Digital video consumes large amounts of storage and transmission capacity. A typical raw digital video sequence includes 15 or 30 pictures per second. Each picture can include tens or hundreds of thousands of pixels (also called pels). Each pixel represents a tiny element of the picture. In raw form, a computer commonly represents a pixel with 24 bits or more. Thus, the number of bits per second, or bit rate, of a typical raw digital video sequence can be 5 million bits/second or more.
Most computers and computer networks lack the resources to process raw digital video. For this reason, engineers use compression (also called coding or encoding) to reduce the bit rate of digital video. Compression can be lossless, in which quality of the video does not suffer but decreases in bit rate are limited by the complexity of the video. Or, compression can be lossy, in which quality of the video suffers but decreases in bit rate are more dramatic. Decompression reverses compression.
In general, video compression techniques include “intra” compression and “inter” or predictive compression. Intra compression techniques compress individual pictures, typically called I-frames or key frames for progressive video frames. Inter compression techniques compress frames with reference to preceding and/or following frames, and inter-compressed frames are typically called predicted frames, P-frames, or B-frames.
I. Interlaced Video and Progressive Video
A video frame contains lines of spatial information of a video signal. For progressive video, these lines contain samples starting from one time instant and continuing through successive lines to the bottom of the frame. A progressive I-frame is an intra-coded progressive video frame. A progressive P-frame is a progressive video frame coded using forward prediction, and a progressive B-frame is a progressive video frame coded using bi-directional prediction.

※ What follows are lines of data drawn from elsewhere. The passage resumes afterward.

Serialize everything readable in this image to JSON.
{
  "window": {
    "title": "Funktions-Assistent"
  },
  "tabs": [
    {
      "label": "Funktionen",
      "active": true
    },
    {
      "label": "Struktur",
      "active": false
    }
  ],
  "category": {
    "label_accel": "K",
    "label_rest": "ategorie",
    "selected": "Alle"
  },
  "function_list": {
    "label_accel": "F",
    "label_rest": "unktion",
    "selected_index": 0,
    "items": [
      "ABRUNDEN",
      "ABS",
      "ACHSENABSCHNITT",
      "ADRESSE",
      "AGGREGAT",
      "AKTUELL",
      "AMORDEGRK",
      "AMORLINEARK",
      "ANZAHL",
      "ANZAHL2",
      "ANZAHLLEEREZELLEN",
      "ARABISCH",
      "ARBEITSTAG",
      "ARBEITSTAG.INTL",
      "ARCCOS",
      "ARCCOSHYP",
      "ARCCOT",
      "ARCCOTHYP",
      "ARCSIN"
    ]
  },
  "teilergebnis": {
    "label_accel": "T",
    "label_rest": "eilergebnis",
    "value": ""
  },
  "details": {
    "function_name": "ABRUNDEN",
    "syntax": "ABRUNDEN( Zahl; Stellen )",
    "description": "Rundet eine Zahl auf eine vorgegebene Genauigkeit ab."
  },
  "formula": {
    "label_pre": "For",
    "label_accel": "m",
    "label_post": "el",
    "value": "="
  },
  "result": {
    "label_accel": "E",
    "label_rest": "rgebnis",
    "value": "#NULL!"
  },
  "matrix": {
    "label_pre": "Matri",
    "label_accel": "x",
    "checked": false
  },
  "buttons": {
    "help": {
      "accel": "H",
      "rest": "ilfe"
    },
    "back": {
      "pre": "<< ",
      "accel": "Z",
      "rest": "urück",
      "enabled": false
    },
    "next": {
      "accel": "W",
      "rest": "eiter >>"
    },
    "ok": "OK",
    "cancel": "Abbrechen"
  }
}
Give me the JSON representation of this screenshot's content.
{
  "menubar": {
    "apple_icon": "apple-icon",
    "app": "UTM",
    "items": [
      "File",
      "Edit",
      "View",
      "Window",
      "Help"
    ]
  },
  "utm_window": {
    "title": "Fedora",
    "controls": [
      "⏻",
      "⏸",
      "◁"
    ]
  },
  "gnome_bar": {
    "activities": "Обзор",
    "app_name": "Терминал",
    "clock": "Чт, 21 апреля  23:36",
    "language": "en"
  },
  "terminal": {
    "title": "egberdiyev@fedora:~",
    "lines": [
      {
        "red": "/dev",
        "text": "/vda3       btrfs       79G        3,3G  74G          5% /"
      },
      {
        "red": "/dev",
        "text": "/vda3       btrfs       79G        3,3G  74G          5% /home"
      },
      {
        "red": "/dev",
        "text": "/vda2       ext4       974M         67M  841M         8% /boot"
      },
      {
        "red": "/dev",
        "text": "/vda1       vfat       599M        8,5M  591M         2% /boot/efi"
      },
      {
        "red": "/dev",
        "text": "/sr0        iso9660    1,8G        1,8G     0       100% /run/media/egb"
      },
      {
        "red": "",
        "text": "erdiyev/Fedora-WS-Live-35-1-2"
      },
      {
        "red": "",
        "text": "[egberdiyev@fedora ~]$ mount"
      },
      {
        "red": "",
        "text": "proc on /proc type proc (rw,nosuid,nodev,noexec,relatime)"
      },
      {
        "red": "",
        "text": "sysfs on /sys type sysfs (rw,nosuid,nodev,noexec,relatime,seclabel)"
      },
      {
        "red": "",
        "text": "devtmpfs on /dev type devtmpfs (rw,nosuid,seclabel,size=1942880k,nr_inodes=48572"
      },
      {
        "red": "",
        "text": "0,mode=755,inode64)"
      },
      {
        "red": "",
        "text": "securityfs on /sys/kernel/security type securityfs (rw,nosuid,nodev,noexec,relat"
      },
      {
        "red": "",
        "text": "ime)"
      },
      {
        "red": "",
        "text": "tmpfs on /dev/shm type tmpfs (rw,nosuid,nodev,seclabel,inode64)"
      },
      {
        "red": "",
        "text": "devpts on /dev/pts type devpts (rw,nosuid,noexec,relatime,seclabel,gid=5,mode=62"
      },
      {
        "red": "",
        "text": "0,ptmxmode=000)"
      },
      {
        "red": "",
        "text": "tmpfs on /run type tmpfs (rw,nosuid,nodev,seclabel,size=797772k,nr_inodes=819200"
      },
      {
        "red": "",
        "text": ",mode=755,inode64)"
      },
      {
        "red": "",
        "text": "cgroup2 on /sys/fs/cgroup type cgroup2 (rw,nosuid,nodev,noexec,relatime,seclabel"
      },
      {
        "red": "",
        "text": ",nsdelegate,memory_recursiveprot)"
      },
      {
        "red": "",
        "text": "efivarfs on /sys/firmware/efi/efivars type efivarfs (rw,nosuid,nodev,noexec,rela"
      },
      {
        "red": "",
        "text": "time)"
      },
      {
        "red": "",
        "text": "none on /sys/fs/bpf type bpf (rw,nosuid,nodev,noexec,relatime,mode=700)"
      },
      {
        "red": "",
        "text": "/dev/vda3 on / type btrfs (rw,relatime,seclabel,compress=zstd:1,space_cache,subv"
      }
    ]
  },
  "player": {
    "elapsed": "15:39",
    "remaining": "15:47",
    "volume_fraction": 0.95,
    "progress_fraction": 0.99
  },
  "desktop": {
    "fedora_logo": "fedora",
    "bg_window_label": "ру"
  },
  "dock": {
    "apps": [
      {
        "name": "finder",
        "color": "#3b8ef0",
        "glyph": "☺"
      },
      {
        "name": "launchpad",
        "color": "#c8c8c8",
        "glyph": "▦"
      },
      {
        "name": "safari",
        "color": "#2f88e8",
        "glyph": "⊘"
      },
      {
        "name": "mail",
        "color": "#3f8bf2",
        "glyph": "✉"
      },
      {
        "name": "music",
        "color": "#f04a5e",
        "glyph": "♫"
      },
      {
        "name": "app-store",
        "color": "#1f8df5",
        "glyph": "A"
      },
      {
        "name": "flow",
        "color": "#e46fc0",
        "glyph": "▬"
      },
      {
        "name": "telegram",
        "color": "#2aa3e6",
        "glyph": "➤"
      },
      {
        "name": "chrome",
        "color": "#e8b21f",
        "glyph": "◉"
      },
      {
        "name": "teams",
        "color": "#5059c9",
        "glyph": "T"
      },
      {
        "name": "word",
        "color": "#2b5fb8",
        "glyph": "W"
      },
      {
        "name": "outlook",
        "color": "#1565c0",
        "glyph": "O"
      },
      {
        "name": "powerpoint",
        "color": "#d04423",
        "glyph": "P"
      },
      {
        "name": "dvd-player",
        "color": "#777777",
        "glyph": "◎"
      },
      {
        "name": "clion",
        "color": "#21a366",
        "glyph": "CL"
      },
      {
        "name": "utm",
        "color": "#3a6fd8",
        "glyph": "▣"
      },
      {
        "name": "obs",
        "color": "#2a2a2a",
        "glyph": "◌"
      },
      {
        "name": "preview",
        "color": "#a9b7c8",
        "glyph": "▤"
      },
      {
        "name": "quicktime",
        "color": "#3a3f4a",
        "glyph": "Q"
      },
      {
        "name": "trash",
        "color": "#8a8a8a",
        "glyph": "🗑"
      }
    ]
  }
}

A typical interlaced video frame consists of two fields scanned starting at different times. For example, referring to FIG. 1, an interlaced video frame (100) includes top field (110) and bottom field (120). Typically, the even-numbered lines (top field) are scanned starting at one time (e.g., time t) and the odd-numbered lines (bottom field) are scanned starting at a different (typically later) time (e.g., time t+1). This timing can create jagged tooth-like features in regions of an interlaced video frame where motion is present when the two fields are scanned starting at different times. For this reason, interlaced video frames can be rearranged according to a field structure, with the odd lines grouped together in one field, and the even lines grouped together in another field. This arrangement, known as field coding, is useful in high-motion pictures for reduction of such jagged edge artifacts. On the other hand, in stationary regions, image detail in the interlaced video frame may be more efficiently preserved without such a rearrangement. Accordingly, frame coding is often used in stationary or low-motion interlaced video frames, in which the original alternating field line arrangement is preserved.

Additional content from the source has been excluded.